Have you read a book where there was too much or not enough introspection?


  1. Another great tips to remember as always. Thanks,

  2. Great post! I'll have to get back to you :)

  3. I'm probably at the other end of introspection. I use a lot of dialogue. It's what I seem to do best.

    Great post!

  4. Introspection is one of my favorite things. Fortunately, I think it's important in my women's fiction, since I write with a literary bent.

    Great post, Lynnette! Hope all is well for you and yours. :)

  5. Oh, also... I like that photo. *rawr*

  6. I'm struggling with this very thing in my current WIP. This is the first 1st person MS I've written and internal monologue (along with too many I's) are making editing a PITA!

  7. Ex. The sky was the most amazing shade of pink and she wanted to become a cloud so she could float in all that pinkness. Oh, how wonderful it would be to fly like a bird and soar though the skies.

    The above I do a lot especially since I love nature I so I will add this to my cheat sheet LOL

  8. Yeah, too much thinking is BORING :)

    I almost believe that it's better allow their fears and worries come out through dialogue or some narrative type actions.(does that make sense?)

    Anyway, I found myself doing too much of the internal thinking with my last chapter (I hit major writers block and at the time it was all I could do to write anything). Well, my crit partner sent it back and said no,no,no. Redo. She didn't want to know what the MC was thinking. She wanted to be surprised. So your post fits perfectly with what my crit partner said.

    Good post. Thanks for sharing.


  9. No, no, no, no, Yes . .

    I use dialoge and (hopefully) action to further the story. I use introspection after an event to give the reader a beat; maybe some motivation or empathy for the character. Sometimes during an event, if the backstory is relevant to the specific action.

    Of course, for my story, action can be an internal thing; drinking, hitting, defiance, palnning . .

    Hmm, I'll go take another look and see exactly how much introspection my character is doing. Don't want those annoying info dumps.

    Good post Lynette. Thanks for the insights.


  10. This was exactly the feedback I got on a few pages of my WIP. Thanks for a great post.

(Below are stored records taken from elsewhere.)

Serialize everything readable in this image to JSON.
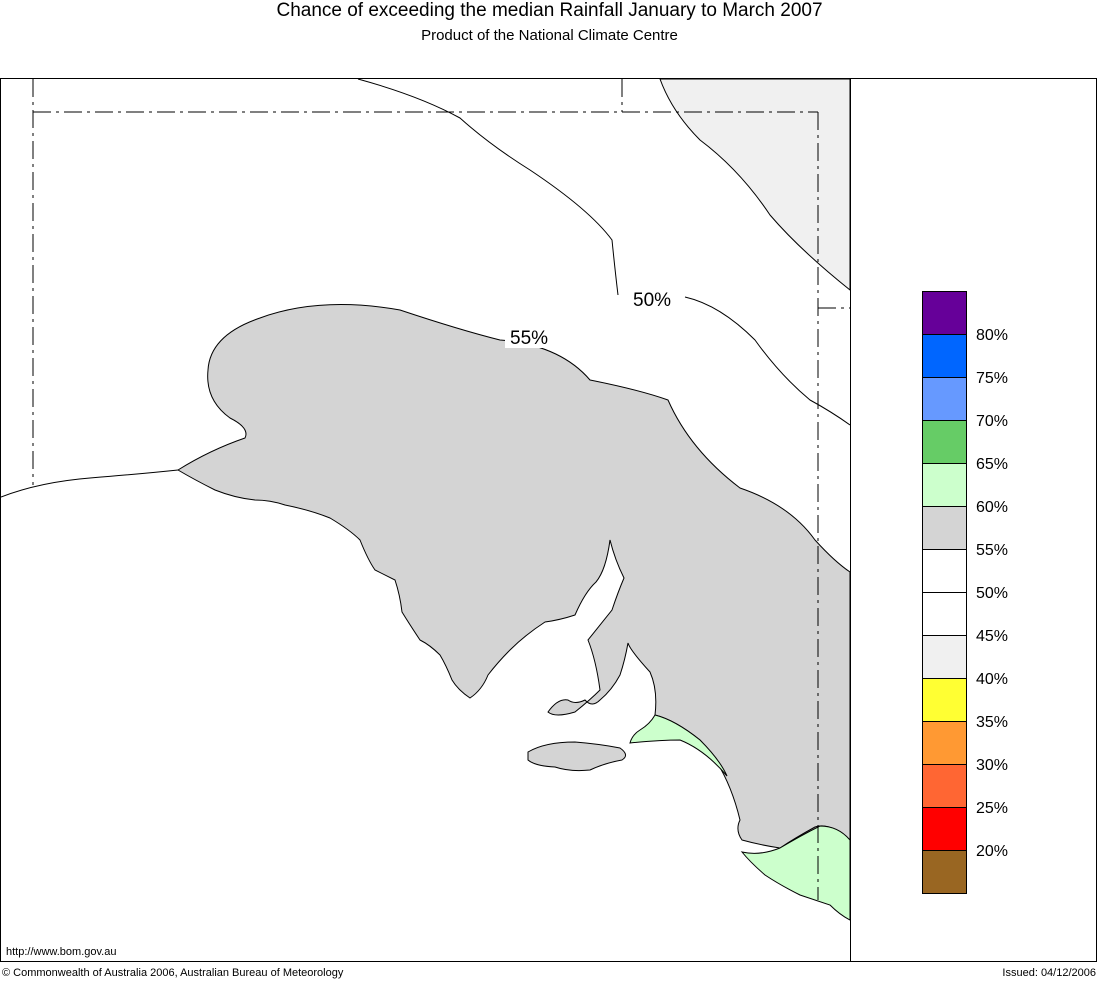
{
  "header": {
    "title": "Chance of exceeding the median Rainfall January to March 2007",
    "subtitle": "Product of the National Climate Centre"
  },
  "map": {
    "contours": [
      {
        "label": "50%"
      },
      {
        "label": "55%"
      }
    ]
  },
  "legend": {
    "swatches": [
      {
        "color": "#660099"
      },
      {
        "color": "#0066ff"
      },
      {
        "color": "#6699ff"
      },
      {
        "color": "#66cc66"
      },
      {
        "color": "#ccffcc"
      },
      {
        "color": "#d4d4d4"
      },
      {
        "color": "#ffffff"
      },
      {
        "color": "#ffffff"
      },
      {
        "color": "#f0f0f0"
      },
      {
        "color": "#ffff33"
      },
      {
        "color": "#ff9933"
      },
      {
        "color": "#ff6633"
      },
      {
        "color": "#ff0000"
      },
      {
        "color": "#996622"
      }
    ],
    "labels": [
      "80%",
      "75%",
      "70%",
      "65%",
      "60%",
      "55%",
      "50%",
      "45%",
      "40%",
      "35%",
      "30%",
      "25%",
      "20%"
    ]
  },
  "footer": {
    "url": "http://www.bom.gov.au",
    "copyright": "© Commonwealth of Australia 2006, Australian Bureau of Meteorology",
    "issued": "Issued: 04/12/2006"
  }
}
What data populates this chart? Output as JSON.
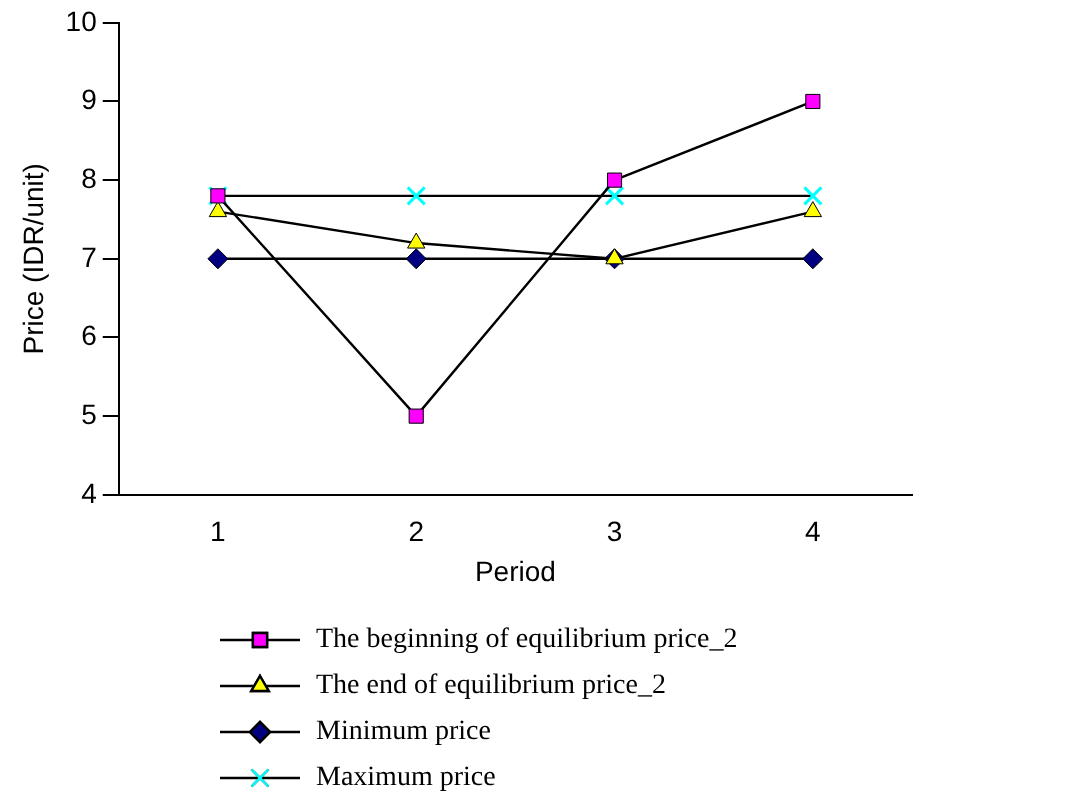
{
  "chart_data": {
    "type": "line",
    "xlabel": "Period",
    "ylabel": "Price (IDR/unit)",
    "categories": [
      "1",
      "2",
      "3",
      "4"
    ],
    "series": [
      {
        "name": "The beginning of equilibrium price_2",
        "color": "#ff00ff",
        "marker": "square",
        "values": [
          7.8,
          5,
          8,
          9
        ]
      },
      {
        "name": "The end of equilibrium price_2",
        "color": "#ffff00",
        "marker": "triangle",
        "values": [
          7.6,
          7.2,
          7.0,
          7.6
        ]
      },
      {
        "name": "Minimum price",
        "color": "#000080",
        "marker": "diamond",
        "values": [
          7,
          7,
          7,
          7
        ]
      },
      {
        "name": "Maximum price",
        "color": "#00ffff",
        "marker": "cross",
        "values": [
          7.8,
          7.8,
          7.8,
          7.8
        ]
      }
    ],
    "ylim": [
      4,
      10
    ],
    "yticks": [
      4,
      5,
      6,
      7,
      8,
      9,
      10
    ],
    "grid": false,
    "legend": "bottom",
    "line_style": "solid"
  }
}
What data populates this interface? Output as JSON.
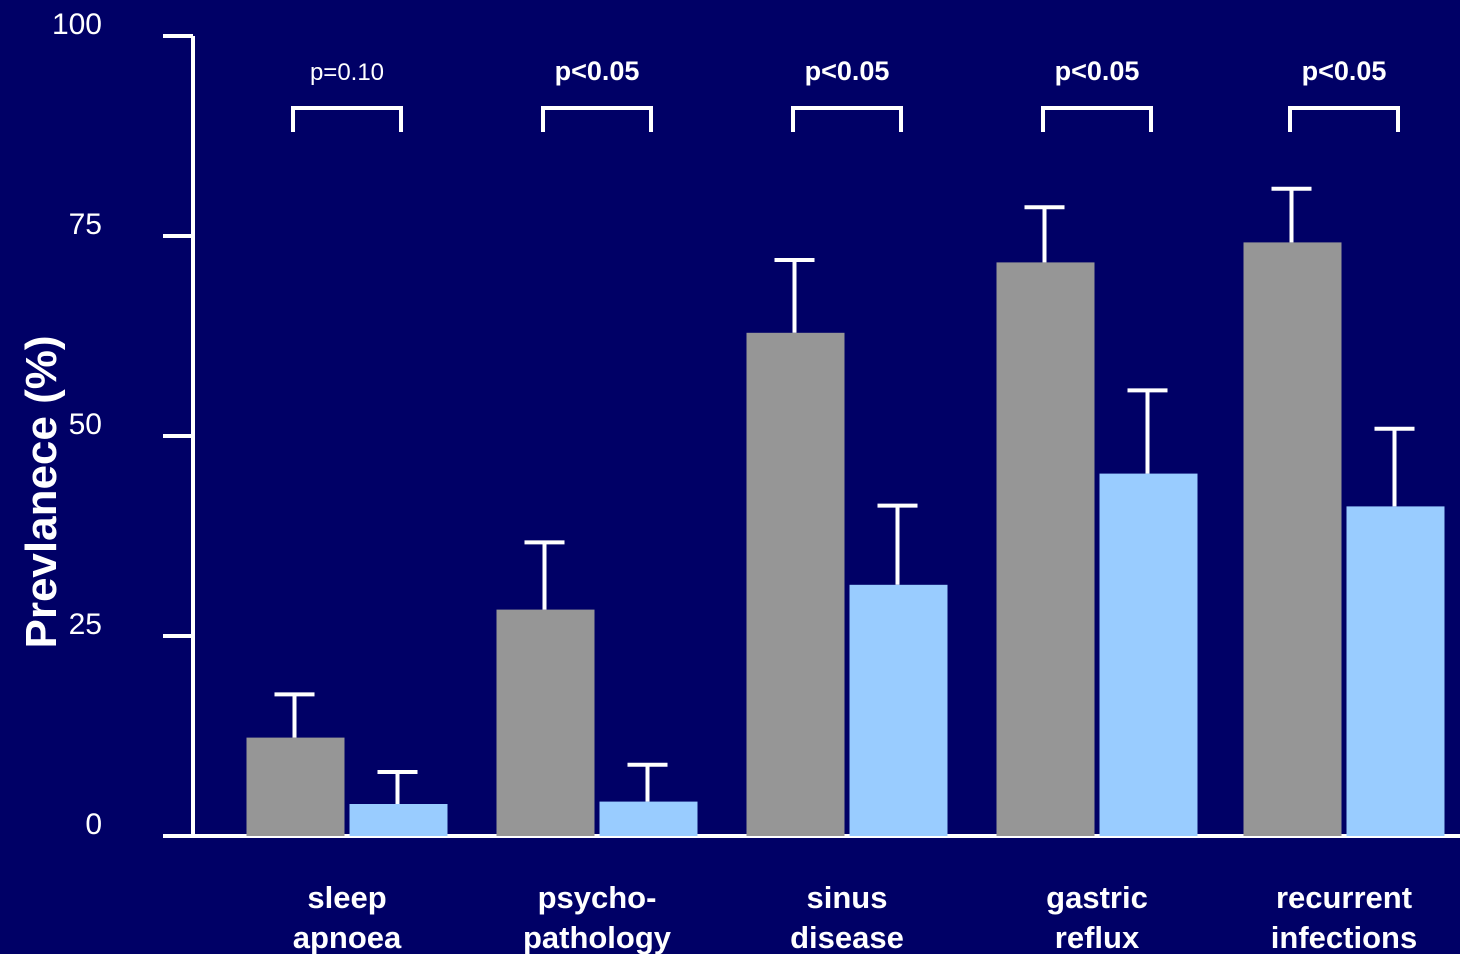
{
  "chart_data": {
    "type": "bar",
    "title": "",
    "xlabel": "",
    "ylabel": "Prevlanece (%)",
    "ylim": [
      0,
      100
    ],
    "yticks": [
      0,
      25,
      50,
      75,
      100
    ],
    "grid": false,
    "categories": [
      [
        "sleep",
        "apnoea"
      ],
      [
        "psycho-",
        "pathology"
      ],
      [
        "sinus",
        "disease"
      ],
      [
        "gastric",
        "reflux"
      ],
      [
        "recurrent",
        "infections"
      ]
    ],
    "series": [
      {
        "color": "#969696",
        "values": [
          12.3,
          28.3,
          62.9,
          71.7,
          74.2
        ],
        "error": [
          5.4,
          8.4,
          9.1,
          6.9,
          6.7
        ]
      },
      {
        "color": "#99ccff",
        "values": [
          4.0,
          4.3,
          31.4,
          45.3,
          41.2
        ],
        "error": [
          4.0,
          4.6,
          9.9,
          10.4,
          9.7
        ]
      }
    ],
    "annotations": [
      {
        "text": "p=0.10",
        "bold": false
      },
      {
        "text": "p<0.05",
        "bold": true
      },
      {
        "text": "p<0.05",
        "bold": true
      },
      {
        "text": "p<0.05",
        "bold": true
      },
      {
        "text": "p<0.05",
        "bold": true
      }
    ]
  }
}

  11. There's one more mistake a writer can make, leaving it out! That's my problem. I don't tend to gently lead readers where I won't them to go, I just assume they'll follow. Oops! It's probably the number one thing I had to fix from crittiquing comments.

  12. Good post and great comments! I use introspection a little, just to let the reader know my characters are rounded. In my WIP my MMC talks to his dog to help him through and my FMC cooks while she's thinking.

  13. Great insight! I read something recently that had the heroine think about the same problem that had affected her life since childhood throughout the whole story. No matter what the situation was, it was all because...

    The story drove me crazy! Even when she went to a therapist her problems were all because...

    It finally got to the point where I didn't really care! Her introspection did nothing but slow down the narrative!

  14. Great comments! Thanks for sharing!